このレビューはネタバレを含みます
素晴らしい高揚感。かなり好きな映画です。勇敢な記者達の姿に涙してしまいました。
アメリカの自由の精神と民主主義の真髄が詰まっている映画。現代のMeToo運動に通じる「権力に屈しない」アメリカ人の芯の強さといったものも改めて感じる映画でした。
実際にスティーブン・スピルバーグ監督はトランプ政権への怒りを感じていたというし、この映画でも真実というものを描きたかったという心が真に伝わってきます。

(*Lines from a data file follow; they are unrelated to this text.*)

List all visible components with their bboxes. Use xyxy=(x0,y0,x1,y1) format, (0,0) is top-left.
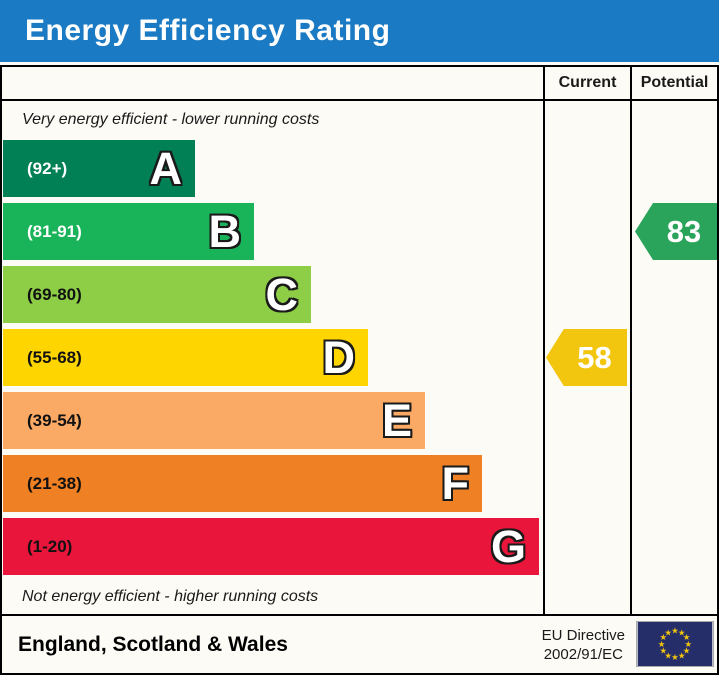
footer: England, Scotland & Wales EU Directive 2… xyxy=(0,614,719,675)
rating-table: Current Potential Very energy efficient … xyxy=(0,65,719,616)
band-b-letter: B xyxy=(208,206,242,257)
note-not-efficient: Not energy efficient - higher running co… xyxy=(22,588,319,605)
title-bar: Energy Efficiency Rating xyxy=(0,0,719,62)
eu-flag-icon: ★ ★ ★ ★ ★ ★ ★ ★ ★ ★ ★ ★ xyxy=(636,621,714,667)
current-rating-value: 58 xyxy=(577,339,612,375)
band-g-bar: (1-20) G xyxy=(3,518,539,575)
svg-text:★: ★ xyxy=(658,639,666,649)
eu-directive-label: EU Directive 2002/91/EC xyxy=(542,626,625,664)
band-f-letter: F xyxy=(441,458,470,509)
eu-directive-line1: EU Directive xyxy=(541,626,625,644)
note-very-efficient: Very energy efficient - lower running co… xyxy=(22,111,320,128)
page-title: Energy Efficiency Rating xyxy=(25,14,391,47)
svg-text:★: ★ xyxy=(671,652,679,662)
column-header-current: Current xyxy=(558,74,617,91)
band-f-range: (21-38) xyxy=(27,473,82,493)
band-row: (39-54) E xyxy=(3,392,539,449)
band-a-bar: (92+) A xyxy=(3,140,195,197)
svg-text:★: ★ xyxy=(671,625,679,635)
eu-directive-line2: 2002/91/EC xyxy=(543,645,623,663)
svg-text:★: ★ xyxy=(660,632,668,642)
header-divider xyxy=(2,99,717,101)
band-e-letter: E xyxy=(381,395,412,446)
band-c-bar: (69-80) C xyxy=(3,266,311,323)
column-header-potential: Potential xyxy=(640,74,709,91)
svg-text:★: ★ xyxy=(660,646,668,656)
svg-text:★: ★ xyxy=(664,627,672,637)
band-g-range: (1-20) xyxy=(27,536,73,556)
band-row: (92+) A xyxy=(3,140,539,197)
svg-text:★: ★ xyxy=(678,650,686,660)
svg-text:★: ★ xyxy=(685,639,693,649)
rating-bands: (92+) A (81-91) B (69-80) C (55-68) xyxy=(3,140,539,581)
band-row: (69-80) C xyxy=(3,266,539,323)
band-row: (1-20) G xyxy=(3,518,539,575)
potential-rating-arrow: 83 xyxy=(635,203,717,260)
band-c-range: (69-80) xyxy=(27,284,82,304)
svg-text:★: ★ xyxy=(678,627,686,637)
svg-text:★: ★ xyxy=(683,632,691,642)
band-g-letter: G xyxy=(490,521,526,572)
band-b-range: (81-91) xyxy=(27,221,82,241)
svg-text:★: ★ xyxy=(664,650,672,660)
band-e-bar: (39-54) E xyxy=(3,392,425,449)
band-row: (81-91) B xyxy=(3,203,539,260)
band-c-letter: C xyxy=(265,269,299,320)
current-rating-arrow: 58 xyxy=(546,329,627,386)
band-d-range: (55-68) xyxy=(27,347,82,367)
region-label: England, Scotland & Wales xyxy=(18,632,288,656)
band-d-letter: D xyxy=(322,332,356,383)
potential-rating-value: 83 xyxy=(666,213,702,249)
band-d-bar: (55-68) D xyxy=(3,329,368,386)
band-b-bar: (81-91) B xyxy=(3,203,254,260)
column-divider-current xyxy=(543,67,545,614)
band-row: (21-38) F xyxy=(3,455,539,512)
band-f-bar: (21-38) F xyxy=(3,455,482,512)
band-a-letter: A xyxy=(149,143,183,194)
band-e-range: (39-54) xyxy=(27,410,82,430)
band-a-range: (92+) xyxy=(27,158,68,178)
svg-text:★: ★ xyxy=(683,646,691,656)
band-row: (55-68) D xyxy=(3,329,539,386)
column-divider-potential xyxy=(630,67,632,614)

この映画で一番勇敢であったと言っても良いダンは物語の後半、テレビで大統領や政権についての意見を述べるんですね。スピルバーグ監督はここで、トランプに向けてのメッセージを、彼を通じて発信しているのだと思います。
ペンタゴンペーパーズに関する記事が出る前日、様々な思惑が交錯し、時に誰かの家まで走ったり電話も鳴りっぱなしで、片や記事を仕上げるのに寝ず仕舞い。もう、ほんとぐちゃぐちゃなんですね。
いくら報道すべき正しいことがあるとはいえ、友情や人間関係のしがらみ、投獄の恐れといったものを越えてそこに踏み切るのは簡単なことではない。
その中で大義というか、使命だけをすくい上げて奔走する人間達の姿というのはとても美しい。
われ先にと日々スクープを競い合うライバル達が、人間としてすべき命題を前にそれぞれの方法で走り、結果的に大きな連鎖となって報道の自由を勝ち取る。そこにはそれぞれのリーダー達の勇敢な決断があり、それは建国の父達の精神にも通じていた。
メリルストリープの「Let’s go, Let's go」というセリフと表情がもう本当に素晴らしいというか、このシーンのためにすべてがあったと感じられる。トムハンクスとのツーショットも最高の贅沢だと思いました。